(CNN) -- June 5, 1981. The U.S. Centers for Disease Control and Prevention issued its first warning about a rare pneumonia called pneumocystis circulating among a small group of young gay men.
Unrealized at the time, it was the official beginning of the HIV/AIDS epidemic.
Dr. Michael Gottlieb, then a 33-year-old immunologist at the University of California Los Angeles, treated one of the first patients, a 31-year-old gay male with pneumocystis.
"In those days patients were essentially given a terminal diagnosis," Gottlieb says. "We had no medication whatsoever. At the very beginning we did not even know it was viral infection."
In 1982, the CDC coined the term AIDS, for Acquired Immune Deficiency Syndrome, but the cause was still unknown. In 1983, the virus was finally isolated and given a name: Human Immunodeficiency Virus or HIV.
At that time there were no treatments. Patients died quickly. Today, with the development of antiretroviral drugs and a much greater understanding of the disease, people who contract HIV in the United States are living decades.
The drugs carry side effects, some extremely debilitating, but because of those drugs, a small number of long-term survivors are experiencing what they couldn't have imagined when they got their diagnosis in the epidemic's early days -- middle age.
"The first antiretrovirals were introduced in 1987; that gave us a glimmer of hope," Gottlieb says, describing drugs that disrupted the virus' ability to multiply in the body.
Dr. Michael Gottlieb, then a 33-year old immunologist at the University of California Los Angeles, treated one of the first patients.
"In 1996, the advent of the protease inhibitor and the so-called cocktail changed the prognosis for HIV, and that therapy has required considerable refinement, because even that therapy had complications from the drugs themselves that caused a lot of damage -- lasting damage -- and many of those long-term survivors suffered and continue to suffer the complications of the earlier medication."
Jim Chud is one of those long-term survivors. The 53-year-old AIDS activist says he was a 20-year old bisexual athlete at Yale University when he contracted the virus. Chud thinks it was 1977 when he got sick. He was leading a double life: He had a steady girlfriend, but took weekend visits to the bathhouses in New York.
By 1985, Chud was living in Washington. Having watched many of his friends get sick and die, Chud was at the head of the line when the new HIV test arrived. By 1989 he had full-blown AIDS -- the most advanced stages of HIV. "I thought I was going to die," he says. "I didn't think I would see 30."

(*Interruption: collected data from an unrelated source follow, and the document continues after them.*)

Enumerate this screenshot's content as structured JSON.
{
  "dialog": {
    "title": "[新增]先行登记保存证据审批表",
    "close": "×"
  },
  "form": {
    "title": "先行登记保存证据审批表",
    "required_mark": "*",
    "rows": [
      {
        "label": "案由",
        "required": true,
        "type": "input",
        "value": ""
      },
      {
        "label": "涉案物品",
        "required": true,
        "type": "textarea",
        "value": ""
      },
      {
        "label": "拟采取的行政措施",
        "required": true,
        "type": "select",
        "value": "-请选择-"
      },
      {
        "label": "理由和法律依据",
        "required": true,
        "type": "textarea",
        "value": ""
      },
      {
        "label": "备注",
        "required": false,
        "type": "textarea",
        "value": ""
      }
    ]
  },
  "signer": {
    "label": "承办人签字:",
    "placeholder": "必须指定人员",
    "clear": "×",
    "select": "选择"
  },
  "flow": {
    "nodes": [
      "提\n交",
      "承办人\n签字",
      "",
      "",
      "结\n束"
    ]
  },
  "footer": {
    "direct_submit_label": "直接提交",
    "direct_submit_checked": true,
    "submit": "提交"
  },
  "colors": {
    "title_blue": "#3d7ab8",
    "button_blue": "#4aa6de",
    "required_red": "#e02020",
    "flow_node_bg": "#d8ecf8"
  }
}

He started volunteering for drug trials. One, a National Institutes of Health study looking at the combination of drugs AZT and DDC, left him paralyzed for four months. He has had more than 30 surgeries on his spine and neck.
In 1999, Chud contracted a fungal infection in his sinuses that spread to his brain. There were more toxic drugs and six more surgeries. Over the years he's been on 12 different HIV drugs. Today he's disabled and along with HIV medications takes prescriptions to battle pain, infections and depression.
His concern? That HIV has vanished from the spotlight. "People are still dying, and to think that doesn't happen anymore and isn't newsworthy is a problem. Kids aren't getting the message today that we got many years ago that this is a fatal disease and it's not to be taken lightly."
Cleve Jones has never taken the disease lightly. The 55-year-old human rights activist and founder of the NAMES Project AIDS Memorial Quilt thinks he contracted the virus in the winter of 1978-79. Jones was living in San Francisco, California, and was working for pioneer gay rights leader and San Francisco Supervisor Harvey Milk. AIDS was already exacting a heavy toll on the community. After the HIV test became available in spring 1985, Jones received his official diagnosis.
"I was living with the virus in my body for a full 10 years before treatment became available," he says.
He participated in the first clinical trial looking at multiple drugs, now called combination therapy. But back then the drugs didn't work for very long. "The science was pretty primitive then," he says. "I was always looking a year ahead, two to three years ahead into the research pipeline, knowing that whatever combination was working for me at any particular moment -- the odds were good it wouldn't be working a few months later."
Today, the prognosis is much better. While other countries continue to struggle to manage the disease, in the United States a diagnosis is no longer an automatic death sentence. But Jones says there aren't many long-term survivors left. "It's bittersweet for us. There is nobody left in my life today that knew me when I was young."
When he looks back over the last 30-plus years, Jones can acknowledge how far the fight has come. "I still hope for an outright cure. I still hope for a vaccine. But it took a very long time and there were many dark periods where I felt the world had waited too long to respond."